Nach Errichtung der Reisepredigerstelle München wurde im Herbst 1849 im Kapitelsaal des Schlosses der erste evangelische Got­tesdienst gefeiert, an dem auch die bayerische Königin Therese teilnahm. Sie war evangelisch und ihr ist es zu verdanken, dass der schönste Saal des Schlosses den Protestanten 50 Jahre lang unentgeltlich zur Verfügung stand.

1874 kam Berchtesgaden zur neu gegründeten Filial-Kirchenge­meinde der evangelischen Pfarrei München in Bad Reichenhall. Es dauerte jedoch noch bis 1878, ehe Vikar Theodor Hacker als erster Geistlicher seinen Dienst in Bad Reichenhall antreten konnte. 1887 wurde Reichenhall selbständige Pfarrei, der auch Berchtesgaden nach wie vor angehörte.

1891 gründete sich in Berchtesgaden der evangelische Kirchen-bauverein, dem Prof. Carl Linde vorstand. Bereits 1899 konnte die evangelische Christuskirche in Berchtesgaden eingeweiht werden. Architekt war Prof. August Thiersch aus München.

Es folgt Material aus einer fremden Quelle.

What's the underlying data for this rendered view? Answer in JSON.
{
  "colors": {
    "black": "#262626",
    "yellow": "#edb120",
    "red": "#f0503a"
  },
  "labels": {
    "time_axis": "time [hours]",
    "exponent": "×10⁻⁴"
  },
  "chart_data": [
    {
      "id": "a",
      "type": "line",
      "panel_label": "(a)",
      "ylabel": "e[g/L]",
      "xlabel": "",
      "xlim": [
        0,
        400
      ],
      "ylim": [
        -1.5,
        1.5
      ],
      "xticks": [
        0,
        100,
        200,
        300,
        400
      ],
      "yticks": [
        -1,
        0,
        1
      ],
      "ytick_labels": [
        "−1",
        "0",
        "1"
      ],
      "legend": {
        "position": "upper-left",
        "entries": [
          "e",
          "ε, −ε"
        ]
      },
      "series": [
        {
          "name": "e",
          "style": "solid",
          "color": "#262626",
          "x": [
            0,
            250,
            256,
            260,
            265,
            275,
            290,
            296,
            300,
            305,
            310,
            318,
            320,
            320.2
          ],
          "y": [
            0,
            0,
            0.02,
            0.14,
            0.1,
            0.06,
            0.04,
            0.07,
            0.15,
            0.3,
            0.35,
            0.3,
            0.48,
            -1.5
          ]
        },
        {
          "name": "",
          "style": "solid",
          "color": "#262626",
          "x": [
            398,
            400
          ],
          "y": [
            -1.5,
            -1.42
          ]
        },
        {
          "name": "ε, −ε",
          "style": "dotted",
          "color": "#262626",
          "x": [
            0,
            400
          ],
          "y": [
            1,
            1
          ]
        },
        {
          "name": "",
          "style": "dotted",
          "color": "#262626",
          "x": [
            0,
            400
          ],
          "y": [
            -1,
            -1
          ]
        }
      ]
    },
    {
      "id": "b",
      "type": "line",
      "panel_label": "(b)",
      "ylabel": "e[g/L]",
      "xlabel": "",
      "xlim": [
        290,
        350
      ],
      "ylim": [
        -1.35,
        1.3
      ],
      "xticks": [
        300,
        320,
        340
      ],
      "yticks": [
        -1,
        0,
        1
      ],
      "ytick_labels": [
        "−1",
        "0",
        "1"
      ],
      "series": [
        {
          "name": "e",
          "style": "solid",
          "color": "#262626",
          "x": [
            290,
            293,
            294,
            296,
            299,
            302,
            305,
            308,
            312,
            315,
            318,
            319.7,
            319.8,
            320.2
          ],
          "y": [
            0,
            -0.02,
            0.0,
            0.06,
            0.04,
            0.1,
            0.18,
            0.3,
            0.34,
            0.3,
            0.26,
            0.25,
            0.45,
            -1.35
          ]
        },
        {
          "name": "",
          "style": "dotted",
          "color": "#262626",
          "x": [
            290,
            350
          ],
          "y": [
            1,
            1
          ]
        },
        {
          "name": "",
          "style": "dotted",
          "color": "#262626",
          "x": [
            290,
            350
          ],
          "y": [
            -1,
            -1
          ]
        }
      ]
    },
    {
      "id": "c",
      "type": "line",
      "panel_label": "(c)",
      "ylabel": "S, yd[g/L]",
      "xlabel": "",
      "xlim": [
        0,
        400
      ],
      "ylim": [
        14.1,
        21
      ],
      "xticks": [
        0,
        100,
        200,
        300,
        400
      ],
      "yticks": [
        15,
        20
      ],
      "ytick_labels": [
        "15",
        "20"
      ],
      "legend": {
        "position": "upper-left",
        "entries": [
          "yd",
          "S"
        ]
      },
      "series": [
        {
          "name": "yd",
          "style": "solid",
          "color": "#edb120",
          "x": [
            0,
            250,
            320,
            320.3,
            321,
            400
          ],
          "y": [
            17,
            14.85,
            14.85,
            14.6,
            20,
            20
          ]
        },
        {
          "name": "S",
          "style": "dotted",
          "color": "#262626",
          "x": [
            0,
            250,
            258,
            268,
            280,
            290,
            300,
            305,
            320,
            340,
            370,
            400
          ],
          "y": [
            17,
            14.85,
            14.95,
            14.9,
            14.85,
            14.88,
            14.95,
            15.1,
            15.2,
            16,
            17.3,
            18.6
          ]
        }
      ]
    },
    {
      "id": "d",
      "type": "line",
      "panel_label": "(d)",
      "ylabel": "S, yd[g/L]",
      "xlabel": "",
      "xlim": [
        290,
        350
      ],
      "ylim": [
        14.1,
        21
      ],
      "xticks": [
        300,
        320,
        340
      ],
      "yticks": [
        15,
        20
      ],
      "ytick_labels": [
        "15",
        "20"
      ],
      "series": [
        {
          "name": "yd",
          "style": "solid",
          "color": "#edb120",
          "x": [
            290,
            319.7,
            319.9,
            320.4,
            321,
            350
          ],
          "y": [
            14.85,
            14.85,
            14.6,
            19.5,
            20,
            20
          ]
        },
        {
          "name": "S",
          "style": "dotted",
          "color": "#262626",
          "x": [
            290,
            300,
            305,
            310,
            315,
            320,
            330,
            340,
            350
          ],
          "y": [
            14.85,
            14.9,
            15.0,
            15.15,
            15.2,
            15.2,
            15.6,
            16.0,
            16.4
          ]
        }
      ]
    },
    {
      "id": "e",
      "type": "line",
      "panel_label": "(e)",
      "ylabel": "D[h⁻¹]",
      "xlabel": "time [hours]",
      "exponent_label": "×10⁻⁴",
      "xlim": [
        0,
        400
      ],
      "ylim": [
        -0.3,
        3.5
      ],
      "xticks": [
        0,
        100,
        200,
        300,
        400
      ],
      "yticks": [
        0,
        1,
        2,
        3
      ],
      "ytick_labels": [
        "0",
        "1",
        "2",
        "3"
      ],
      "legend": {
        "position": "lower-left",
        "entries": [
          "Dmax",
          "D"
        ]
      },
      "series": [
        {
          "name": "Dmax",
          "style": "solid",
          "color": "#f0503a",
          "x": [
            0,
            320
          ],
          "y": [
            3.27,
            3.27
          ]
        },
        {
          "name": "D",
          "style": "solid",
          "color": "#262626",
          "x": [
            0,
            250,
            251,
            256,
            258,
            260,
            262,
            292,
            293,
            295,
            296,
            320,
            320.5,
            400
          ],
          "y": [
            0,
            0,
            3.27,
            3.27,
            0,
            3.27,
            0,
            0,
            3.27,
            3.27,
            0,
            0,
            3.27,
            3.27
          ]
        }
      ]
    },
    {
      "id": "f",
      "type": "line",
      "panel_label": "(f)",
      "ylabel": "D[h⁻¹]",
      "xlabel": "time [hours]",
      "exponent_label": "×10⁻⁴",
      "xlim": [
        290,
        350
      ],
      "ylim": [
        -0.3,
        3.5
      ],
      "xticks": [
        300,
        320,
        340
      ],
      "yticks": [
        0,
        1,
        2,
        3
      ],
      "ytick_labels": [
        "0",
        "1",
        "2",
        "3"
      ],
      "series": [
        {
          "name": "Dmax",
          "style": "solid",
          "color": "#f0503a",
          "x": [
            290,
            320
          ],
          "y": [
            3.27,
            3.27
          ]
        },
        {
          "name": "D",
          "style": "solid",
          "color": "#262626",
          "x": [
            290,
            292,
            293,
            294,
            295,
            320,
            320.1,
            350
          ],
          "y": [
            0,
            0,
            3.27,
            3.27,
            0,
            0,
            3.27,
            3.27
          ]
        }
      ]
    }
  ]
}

Nach dem 1. Weltkrieg ließen sich etliche adelige Familien und entlas­sene Offiziere in Berchtesgaden nieder, so dass die örtliche Gemeinde kräftig anwuchs. Auf Antrag des Kirchen-bauvereins genehmigte der Landeskir­chenrat 1921 die Errichtung einer selbständigen Pfarrei in Berchtesgaden.

1930 konnte die direkt neben der Kirche liegende Villa Fernande erworben werden, welche seitdem der evangelischen Gemeinde als Pfarrhaus dient.